# Ladies: have you ever thought about ..



## LuckyCharmH (Jan 4, 2010)

Have you thought about cheating? how often? and with who?


----------



## Mal74 (Dec 24, 2009)

I've thought about it. There is a very hot trainer at our gym who has flirted with me on more than one occasion. I would find it very hard to believe that there are many married people who haven't thought about it.

I've never acted on the thoughts and I wouldn't. I can't for the life of me imagine inflicting that kind of hurt on the two most important people in my life just to chase a few minutes of pleasure. 

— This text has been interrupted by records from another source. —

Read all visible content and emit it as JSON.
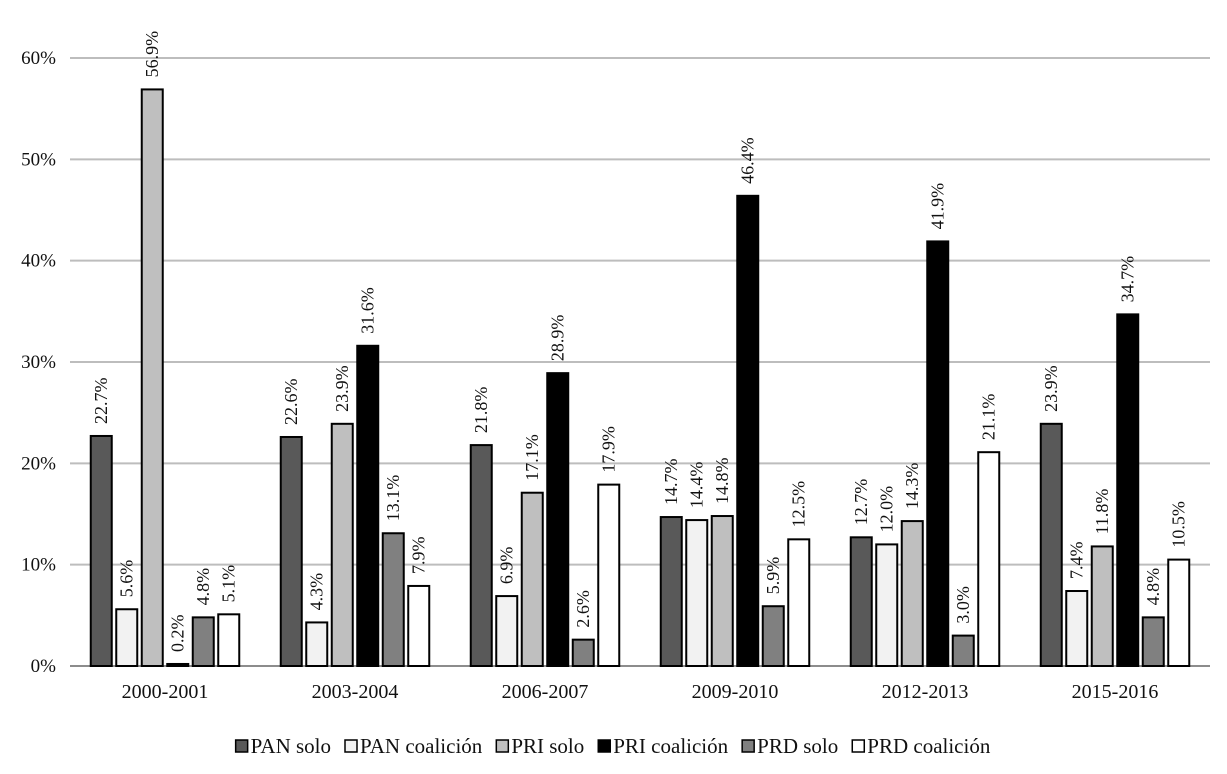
{
  "chart_data": {
    "type": "bar",
    "title": "",
    "xlabel": "",
    "ylabel": "",
    "ylim": [
      0,
      60
    ],
    "yticks": [
      0,
      10,
      20,
      30,
      40,
      50,
      60
    ],
    "ytick_labels": [
      "0%",
      "10%",
      "20%",
      "30%",
      "40%",
      "50%",
      "60%"
    ],
    "grid": true,
    "legend_position": "bottom",
    "categories": [
      "2000-2001",
      "2003-2004",
      "2006-2007",
      "2009-2010",
      "2012-2013",
      "2015-2016"
    ],
    "series": [
      {
        "name": "PAN solo",
        "color": "#595959",
        "values": [
          22.7,
          22.6,
          21.8,
          14.7,
          12.7,
          23.9
        ],
        "labels": [
          "22.7%",
          "22.6%",
          "21.8%",
          "14.7%",
          "12.7%",
          "23.9%"
        ]
      },
      {
        "name": "PAN coalición",
        "color": "#f2f2f2",
        "values": [
          5.6,
          4.3,
          6.9,
          14.4,
          12.0,
          7.4
        ],
        "labels": [
          "5.6%",
          "4.3%",
          "6.9%",
          "14.4%",
          "12.0%",
          "7.4%"
        ]
      },
      {
        "name": "PRI solo",
        "color": "#bfbfbf",
        "values": [
          56.9,
          23.9,
          17.1,
          14.8,
          14.3,
          11.8
        ],
        "labels": [
          "56.9%",
          "23.9%",
          "17.1%",
          "14.8%",
          "14.3%",
          "11.8%"
        ]
      },
      {
        "name": "PRI coalición",
        "color": "#000000",
        "values": [
          0.2,
          31.6,
          28.9,
          46.4,
          41.9,
          34.7
        ],
        "labels": [
          "0.2%",
          "31.6%",
          "28.9%",
          "46.4%",
          "41.9%",
          "34.7%"
        ]
      },
      {
        "name": "PRD solo",
        "color": "#808080",
        "values": [
          4.8,
          13.1,
          2.6,
          5.9,
          3.0,
          4.8
        ],
        "labels": [
          "4.8%",
          "13.1%",
          "2.6%",
          "5.9%",
          "3.0%",
          "4.8%"
        ]
      },
      {
        "name": "PRD coalición",
        "color": "#ffffff",
        "values": [
          5.1,
          7.9,
          17.9,
          12.5,
          21.1,
          10.5
        ],
        "labels": [
          "5.1%",
          "7.9%",
          "17.9%",
          "12.5%",
          "21.1%",
          "10.5%"
        ]
      }
    ]
  }
}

So yes, I've thought about it... and mostly what I have thought is, "no way am I ever doing that."


----------



## SweetiepieMI (Jan 22, 2010)

I have thought about it, what married person hasn't? Its called fantasy. I would NEVER act out of it because theres way to much emotionally invested in my relationship with my husband.


----------



## Millania007 (Nov 16, 2009)

Yes but I would NEVER do it, I think for some people, its normal to "fantasize" about being with someone else
but I would NEVER want to hurt my husband for a few minutes of pleasure
I am sure he has thought about cheating on me too


----------



## mermaid (Jul 15, 2009)

Under no circumstances! I have desire only for my husband and all my fantasies involves only him.


----------



## martino (May 12, 2008)

I think my wife fantasizes about romance novels when I do things to her. I'm ok if she is though. I even offered to service her while she reads a book, but that isn't her style.


----------